Mais les ressources publicitaires (qui finançaient en partie les accès internet) s'effondrent, l'ADSL vient remettre en question la partie VISP de son modèle économique et le ticket d'entrée du haut-débit est trop élevé pour les actionnaires actuels. Et pour couronner le tout, le 22 novembre 2000, Pinault Printemps Redoute son principal client en 1999 (75% du chiffre d'affaires), annonce qu'il cède son fournisseur d'accès Mageos à un concurrent (9 Télécom, filiale française de l'opérateur téléphonique italien Telecom Italia).

En 2000, les pertes s'élèvent à 20 millions de francs sur un chiffre d'affaires de 80 millions. Internet Telecom décidera le 9 novembre 2000 d'une augmentation de capital qui sera prévue en janvier 2001 de plus de 50 millions de francs, mais celle-ci ne se fera pas.

Ne pouvant plus s'appuyer sur ses investisseurs historiques (les fondateurs contrôlent 50 % des parts, ABN Amro 21 %, M6 5 %, des salariés et des " business angels " se partagent le reste), le groupe Internet Telecom cherche alors une solution "industrielle" pour poursuivre ses activités.

En février 2001, Internet Telecom engage un plan social portant sur 40 postes (sur un effectif total de 180 personnes), et un mandat de cession est confié à NetsCapital. Les noms de Suez et de Vivendi Universal circulent pour la reprise d'Internet Telecom. M6, déjà actionnaire et filiale de Suez, est même son premier client et représente un tiers de son chiffre d'affaires.

Le 22 juin 2001, le groupe Internet Telecom est finalement racheté par France Telecom e-business, filiale de France Télécom spécialisée dans le développement des solutions e-business pour les entreprises, créée en juillet 2000. Une acquisition pour un faible montant à 0,6068 franc par action soit 7 millions de francs (1,07 million d'euros) en cash, somme à laquelle s'ajoute une reprise de dettes de 30 millions de francs (4,57 millions d'euros).

Denis Pétonnet, président de France Télécom e-business commente : " Nous nous positionnons très fortement sur le marché clé de la Relation Client, domaine dans lequel Internet Télécom détient des compétences précieuses… ".
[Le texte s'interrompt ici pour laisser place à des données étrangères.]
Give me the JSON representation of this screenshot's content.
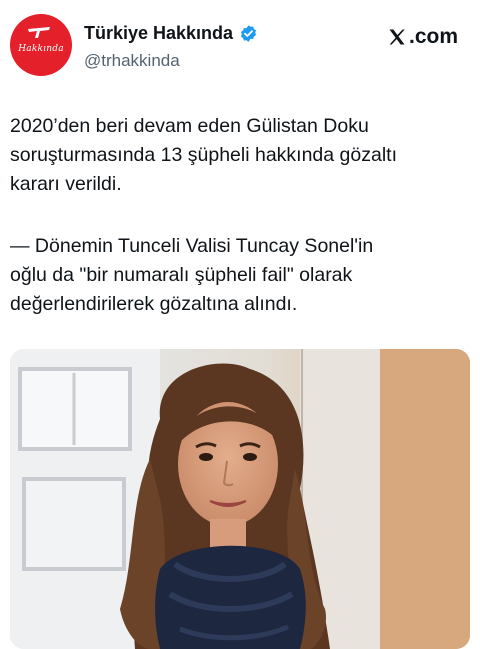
{
  "account": {
    "display_name": "Türkiye Hakkında",
    "handle": "@trhakkinda",
    "avatar_text": "Hakkında",
    "verified": true
  },
  "brand": {
    "site": ".com",
    "logo_icon": "x-logo-icon"
  },
  "post": {
    "paragraph_1": "2020’den beri devam eden Gülistan Doku\nsoruşturmasında 13 şüpheli hakkında gözaltı\nkararı verildi.",
    "paragraph_2": "— Dönemin Tunceli Valisi Tuncay Sonel'in\noğlu da \"bir numaralı şüpheli fail\" olarak\ndeğerlendirilerek gözaltına alındı."
  },
  "colors": {
    "avatar_bg": "#e4202a",
    "verified": "#1d9bf0",
    "text": "#0f1419",
    "muted": "#536471"
  }
}
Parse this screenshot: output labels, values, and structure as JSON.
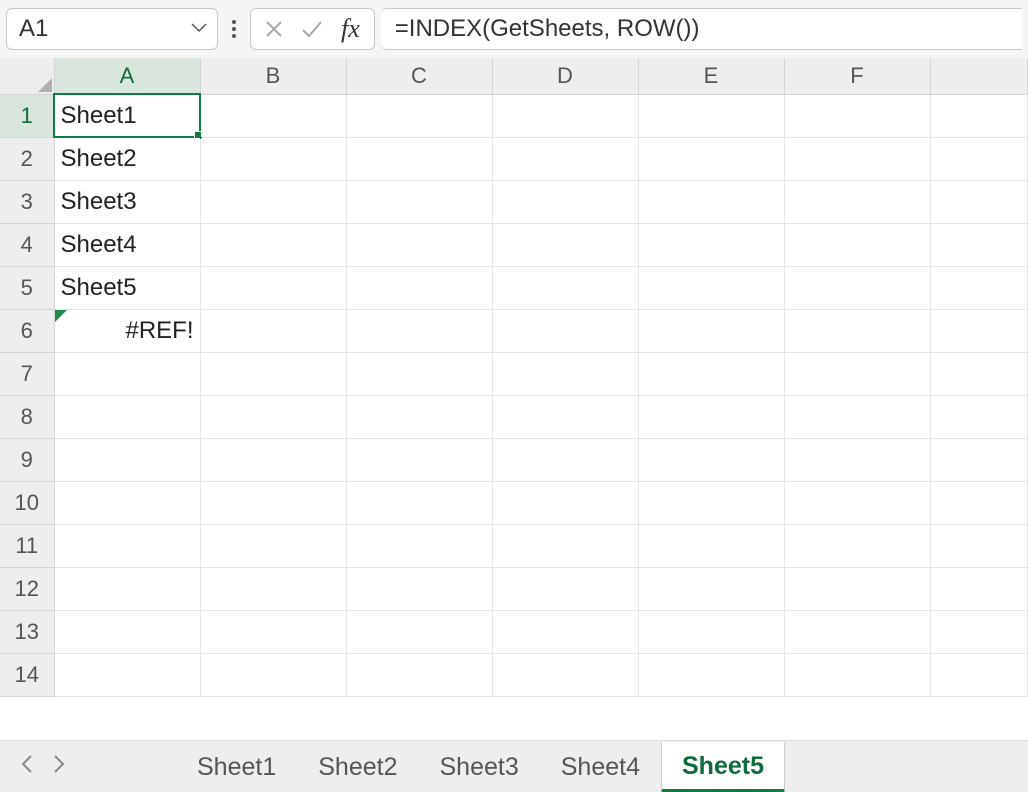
{
  "name_box": {
    "value": "A1"
  },
  "formula_bar": {
    "fx_label": "fx",
    "formula": "=INDEX(GetSheets, ROW())"
  },
  "grid": {
    "columns": [
      "A",
      "B",
      "C",
      "D",
      "E",
      "F"
    ],
    "active_col_index": 0,
    "row_count": 14,
    "active_row_index": 0,
    "cells": {
      "A1": "Sheet1",
      "A2": "Sheet2",
      "A3": "Sheet3",
      "A4": "Sheet4",
      "A5": "Sheet5",
      "A6": "#REF!"
    },
    "error_cells": [
      "A6"
    ],
    "selected_cell": "A1"
  },
  "sheet_tabs": {
    "tabs": [
      "Sheet1",
      "Sheet2",
      "Sheet3",
      "Sheet4",
      "Sheet5"
    ],
    "active_index": 4
  }
}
France Télécom stoppe le plan social lancé en février 2001, mais remercie l'équipe dirigeante. Sébastien Crozier, lui, échappe à cette purge, protégé par son mandat syndical. En effet, peu avant le rachat, il fut désigné délégué syndical d'Internet Télécom pour la CFE CGC, syndicat auquel il a adhéré dès 1993. Il grimpe ensuite les échelons au sein de la section CFE-CGC de l'opérateur historique devenu Orange, jusqu'à en prendre la présidence en 2006 et la conserver jusqu'à maintenant (en septembre 2025).